The subtype is characterized by loss of the gene CDK12. It was found to be more common in metastatic prostate cancer compared to early-stage tumors that had not spread, said the study published in the journal Cell.

"Because prostate cancer is so common, seven percent is a significant number," said senior study author Arul Chinnaiyan from the University of Michigan in the US. 

Tumors in which CDK12 was inactivated were responsive to immune checkpoint inhibitors, a type of immunotherapy treatment that has overall had limited success in prostate cancer, the study said.

"The fact that immune checkpoint inhibitors may be effective against this sub-type of prostate cancer makes it even more significant. This is an exciting prospect for patients who have CDK12 alterations and may benefit from immunotherapy," Chinnaiyan added. 

The researchers said they will lead a multisite clinical trial to assess checkpoint inhibitors as a treatment for metastatic prostate cancer with the CDK12 loss.

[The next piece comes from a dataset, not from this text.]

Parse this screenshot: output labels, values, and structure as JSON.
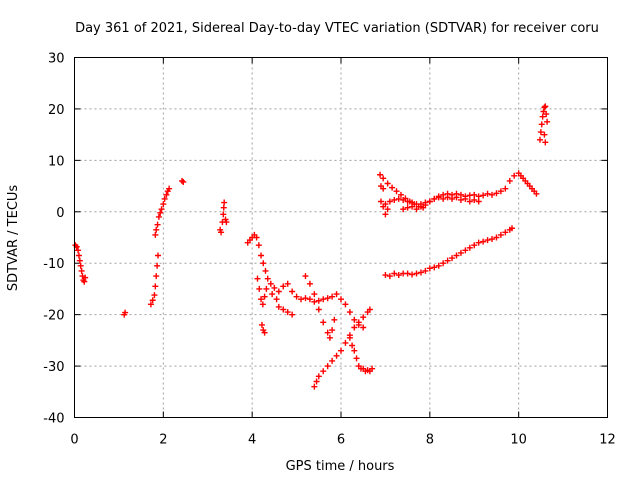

In this study, the researchers looked at DNA and RNA sequencing data from 360 tumor samples from patients with metastatic castration-resistant prostate cancer. 

This is an aggressive, advanced form of the disease in which cancer has spread throughout the body and no longer responds to traditional hormone-based treatments.

The researchers found the loss of CDK12 in only about one percent of early prostate cancer samples. That jumped to 7 percent for metastatic cancer, which indicates a more aggressive form of the disease.

By following the mechanism of how CDK12 loss impacts the cell, the researchers found a process in which cells create neoantigens that are foreign to the immune system. 

This boosts immune-fighting T-cells, which may explain why these patients benefit from immune checkpoint blockade.